Podem-se estabelecer, no entanto, dois tipos de contributo. Por um lado, um contributo essencialmente descritivo, que visa caracterizar o surgimento de novos partidos em Portugal durante esta década: em termos diacrónicos, ideológicos e de origem institucional. Ao mesmo tempo, oferece-se um contributo analítico, que cruza as variáveis sistémicas e que coloca em perspetiva comparada as variáveis em estudo. Diríamos, aqui, que este estudo oferece três grandes conclusões. Em primeiro lugar, a teoria adaptada do voto económico e a teoria da entrada estratégica têm um fraco poder explicativo para a década de 2010, em Portugal. A crise económica não se revelou como grande móbil para a emergência substancial de partidos - sobretudo de forma natural -, ao contrário do que seria expectável.
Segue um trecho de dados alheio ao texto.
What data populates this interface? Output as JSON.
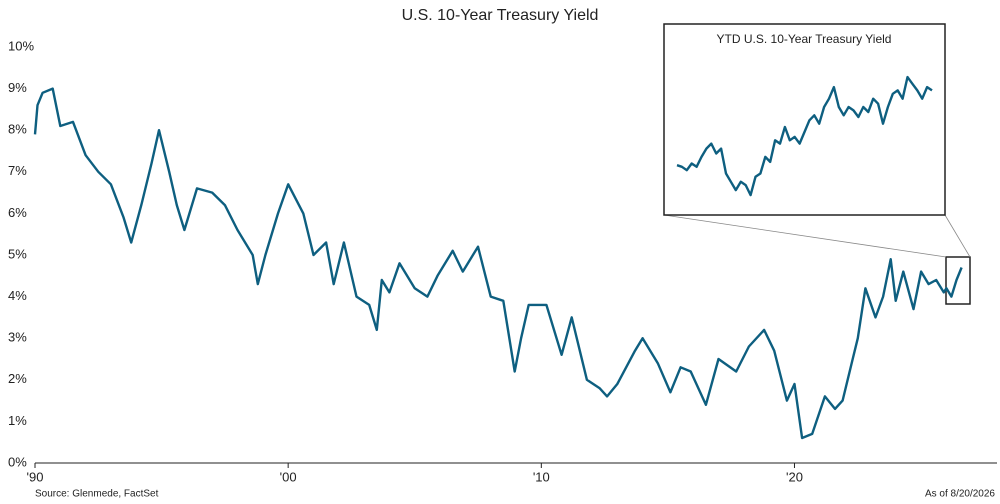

Em segundo lugar, a Geringonça acentuou a clivagem predominante na política portuguesa - materialista, cifrada em esquerda vs. direita - e os reflexos são visíveis com o aparecimento do IL, do Aliança e do Chega, partidos liberais e de direita. A exceção, aqui, será o idiossincrático RIR. O pós-crise, traduzido nas legislativas de 2015, encerrara em si alternativas ideológicas e programáticas mais amplas - algumas situavam-se, aliás, em campos relativamente próximos do governo cessante.
Depois, a associação entre partidos purificadores e de rutura é natural e o cálculo de custos de entrada parece ter importância para os dissidentes, de modo especial, pela necessidade de garantia de mobilização partidária. A tendência, nesta década, também aponta para que o propósito purificador surja no âmbito da oposição.
Por fim, cremos que esta investigação - necessariamente preliminar - abre futuros caminhos de análise, com destaque para três possibilidades: por um lado, a extensão temporal a todo o período constitucional; por outro, a extensão geográfica, com particular incidência na Europa do Sul; por fim, a focalização na agência, individualizando a figura do/a fundador/a partidário/a.